Timestamp Converter

Ready

Paste a value and press Convert.

About this timestamp converter

Distributed systems, JWT expirations, log aggregators, and browser devtools all speak different time dialects: Unix seconds, Unix milliseconds, RFC 1123 strings, and ISO 8601 with offsets. This page normalizes a single input into the representations engineers most often copy into tickets or unit tests.

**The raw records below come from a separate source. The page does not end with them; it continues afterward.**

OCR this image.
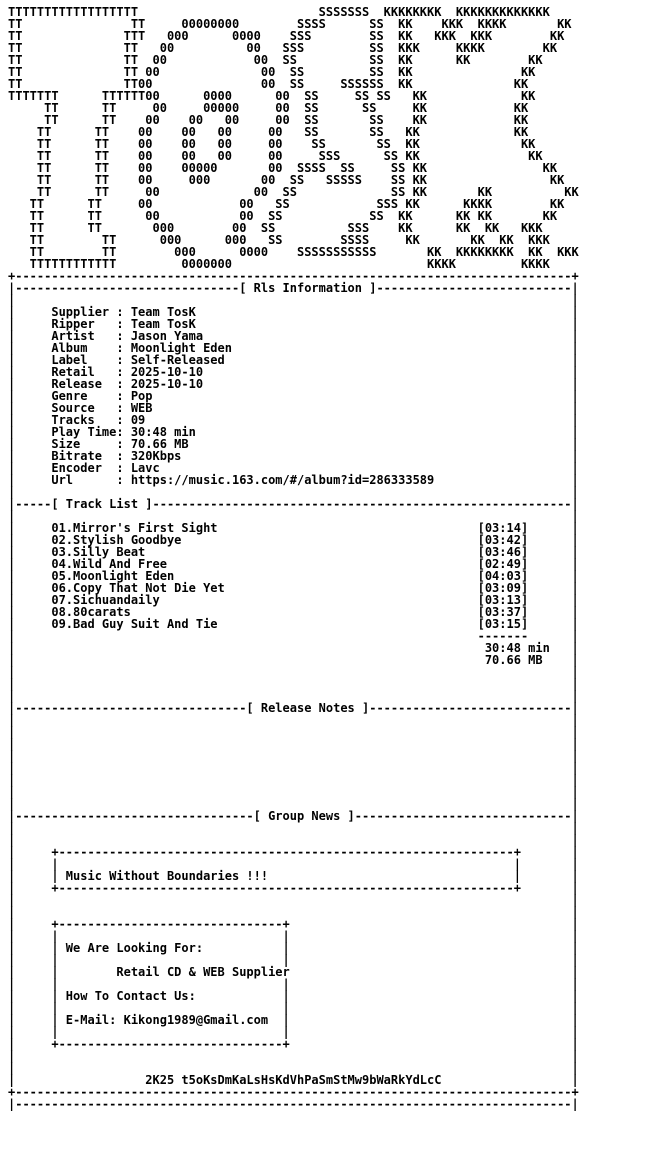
TTTTTTTTTTTTTTTTTT                         SSSSSSS  KKKKKKKK  KKKKKKKKKKKKK
TT               TT     00000000        SSSS      SS  KK    KKK  KKKK       KK
TT              TTT   000      0000    SSS        SS  KK   KKK  KKK        KK
TT              TT   00          00   SSS         SS  KKK     KKKK        KK
TT              TT  00            00  SS          SS  KK      KK        KK
TT              TT 00              00  SS         SS  KK               KK
TT              TT00               00  SS     SSSSSS  KK              KK
TTTTTTT      TTTTTT00      0000      00  SS     SS SS   KK             KK
TT      TT     00     00000     00  SS      SS     KK            KK
TT      TT    00    00   00     00  SS       SS    KK            KK
TT      TT    00    00   00     00   SS       SS   KK             KK
TT      TT    00    00   00     00    SS       SS  KK              KK
TT      TT    00    00   00     00     SSS      SS KK               KK
TT      TT    00    00000       00  SSSS  SS     SS KK                KK
TT      TT    00     000       00  SS   SSSSS    SS KK                 KK
TT      TT     00             00  SS             SS KK       KK          KK
TT      TT     00            00   SS            SSS KK      KKKK        KK
TT      TT      00           00  SS            SS  KK      KK KK       KK
TT      TT       000        00  SS          SSS    KK      KK  KK   KKK
TT        TT      000      000   SS        SSSS     KK       KK  KK  KKK
TT        TT        000      0000    SSSSSSSSSSS       KK  KKKKKKKK  KK  KKK
TTTTTTTTTTTT         0000000                           KKKK         KKKK
+-----------------------------------------------------------------------------+
|-------------------------------[ Rls Information ]---------------------------|
|                                                                             |
|     Supplier : Team TosK                                                    |
|     Ripper   : Team TosK                                                    |
|     Artist   : Jason Yama                                                   |
|     Album    : Moonlight Eden                                               |
|     Label    : Self-Released                                                |
|     Retail   : 2025-10-10                                                   |
|     Release  : 2025-10-10                                                   |
|     Genre    : Pop                                                          |
|     Source   : WEB                                                          |
|     Tracks   : 09                                                           |
|     Play Time: 30:48 min                                                    |
|     Size     : 70.66 MB                                                     |
|     Bitrate  : 320Kbps                                                      |
|     Encoder  : Lavc                                                         |
|     Url      : https://music.163.com/#/album?id=286333589                   |
|                                                                             |
|-----[ Track List ]----------------------------------------------------------|
|                                                                             |
|     01.Mirror's First Sight                                    [03:14]      |
|     02.Stylish Goodbye                                         [03:42]      |
|     03.Silly Beat                                              [03:46]      |
|     04.Wild And Free                                           [02:49]      |
|     05.Moonlight Eden                                          [04:03]      |
|     06.Copy That Not Die Yet                                   [03:09]      |
|     07.Sichuandaily                                            [03:13]      |
|     08.80carats                                                [03:37]      |
|     09.Bad Guy Suit And Tie                                    [03:15]      |
|                                                                -------      |
|                                                                 30:48 min   |
|                                                                 70.66 MB    |
|                                                                             |
|                                                                             |
|                                                                             |
|--------------------------------[ Release Notes ]----------------------------|
|                                                                             |
|                                                                             |
|                                                                             |
|                                                                             |
|                                                                             |
|                                                                             |
|                                                                             |
|                                                                             |
|---------------------------------[ Group News ]------------------------------|
|                                                                             |
|                                                                             |
|     +---------------------------------------------------------------+       |
|     |                                                               |       |
|     | Music Without Boundaries !!!                                  |       |
|     +---------------------------------------------------------------+       |
|                                                                             |
|                                                                             |
|     +-------------------------------+                                       |
|     |                               |                                       |
|     | We Are Looking For:           |                                       |
|     |                               |                                       |
|     |        Retail CD & WEB Supplier                                       |
|     |                               |                                       |
|     | How To Contact Us:            |                                       |
|     |                               |                                       |
|     | E-Mail: Kikong1989@Gmail.com  |                                       |
|     |                               |                                       |
|     +-------------------------------+                                       |
|                                                                             |
|                                                                             |
|                  2K25 t5oKsDmKaLsHsKdVhPaSmStMw9bWaRkYdLcC                  |
+-----------------------------------------------------------------------------+
|-----------------------------------------------------------------------------|
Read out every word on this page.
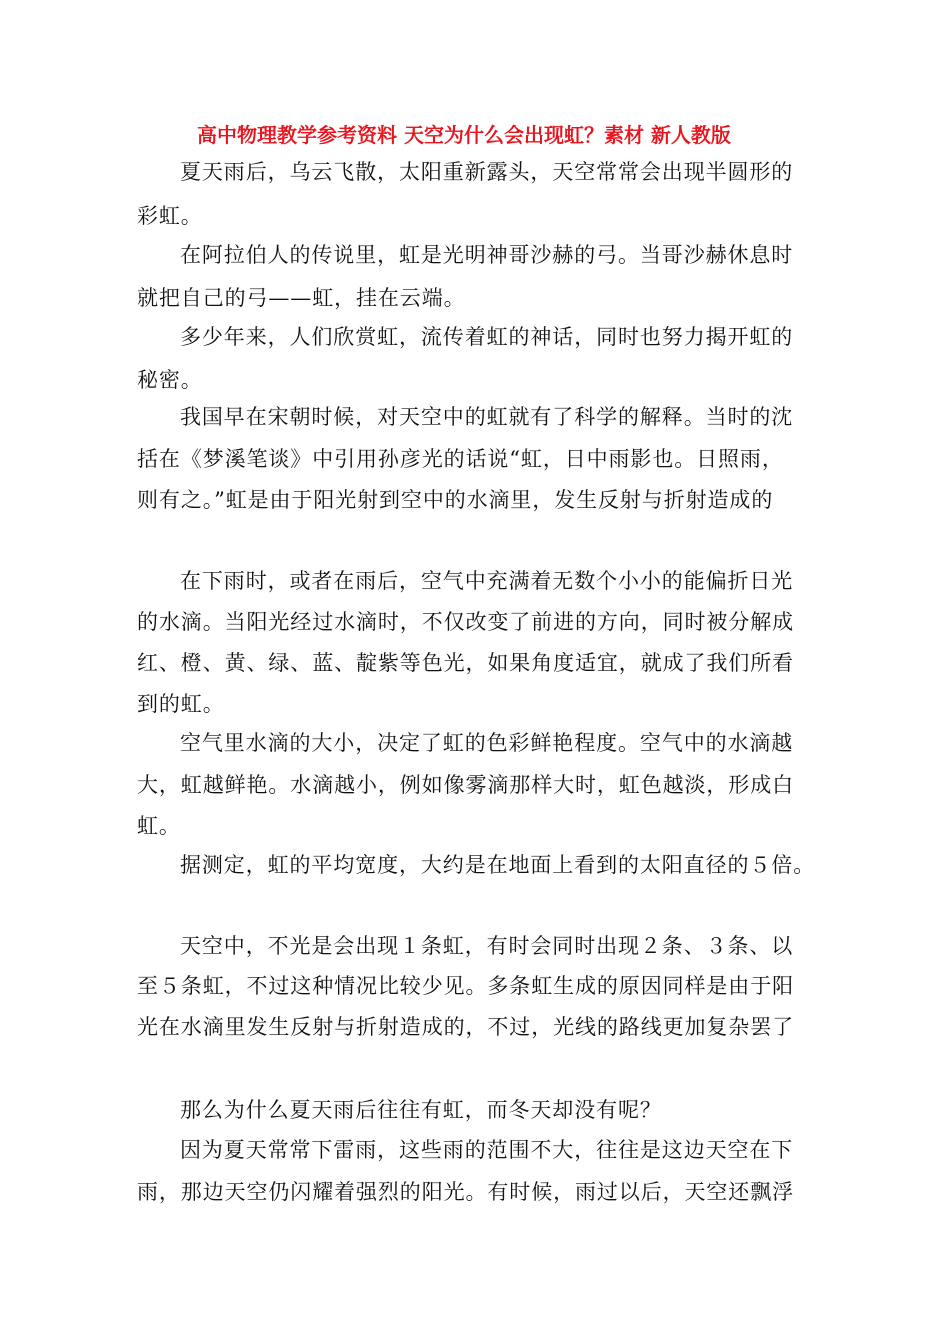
高中物理教学参考资料 天空为什么会出现虹？素材 新人教版
夏天雨后，乌云飞散，太阳重新露头，天空常常会出现半圆形的
彩虹。
在阿拉伯人的传说里，虹是光明神哥沙赫的弓。当哥沙赫休息时
就把自己的弓——虹，挂在云端。
多少年来，人们欣赏虹，流传着虹的神话，同时也努力揭开虹的
秘密。
我国早在宋朝时候，对天空中的虹就有了科学的解释。当时的沈
括在《梦溪笔谈》中引用孙彦光的话说“虹，日中雨影也。日照雨，
则有之。”虹是由于阳光射到空中的水滴里，发生反射与折射造成的
在下雨时，或者在雨后，空气中充满着无数个小小的能偏折日光
的水滴。当阳光经过水滴时，不仅改变了前进的方向，同时被分解成
红、橙、黄、绿、蓝、靛紫等色光，如果角度适宜，就成了我们所看
到的虹。
空气里水滴的大小，决定了虹的色彩鲜艳程度。空气中的水滴越
大，虹越鲜艳。水滴越小，例如像雾滴那样大时，虹色越淡，形成白
虹。
据测定，虹的平均宽度，大约是在地面上看到的太阳直径的５倍。
天空中，不光是会出现１条虹，有时会同时出现２条、３条、以
至５条虹，不过这种情况比较少见。多条虹生成的原因同样是由于阳
光在水滴里发生反射与折射造成的，不过，光线的路线更加复杂罢了
那么为什么夏天雨后往往有虹，而冬天却没有呢？
因为夏天常常下雷雨，这些雨的范围不大，往往是这边天空在下
雨，那边天空仍闪耀着强烈的阳光。有时候，雨过以后，天空还飘浮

Numeric detection is length-based: ten or fewer digits are treated as seconds; longer digit runs are treated as milliseconds. You can also paste human-readable strings that Date.parse understands, such as ISO timestamps with a Z suffix.

Typical workflows

  • Converting Grafana log timestamps into ISO for SQL queries.
  • Double-checking JWT exp claims before they hit production.
  • Explaining to support how a UTC instant maps to a customer’s local wall clock.

How to use this page

  1. Paste a numeric timestamp or a parseable date string into the editor.
  2. Click Convert to populate the result list.
  3. Use the per-row Copy buttons to grab the exact format your downstream tool expects.

Timezone caveats

ISO output is always UTC (Z). Local string output depends on the machine running the browser, so remote teammates may see different local strings for the same instant.

Frequently asked questions

Why does my 10-digit number look wrong?
Confirm it is seconds, not milliseconds truncated. Millisecond values are usually 13 digits.
Does this handle leap seconds?
JavaScript dates follow ECMAScript rules; extremely edge-case leap-second smearing may differ from astronomy libraries.
Is input sent to a backend?
No. Conversion uses your browser’s Date implementation only.
Why did parsing fail?
Ambiguous locale-specific strings may not parse. Prefer ISO 8601 forms for reliable results.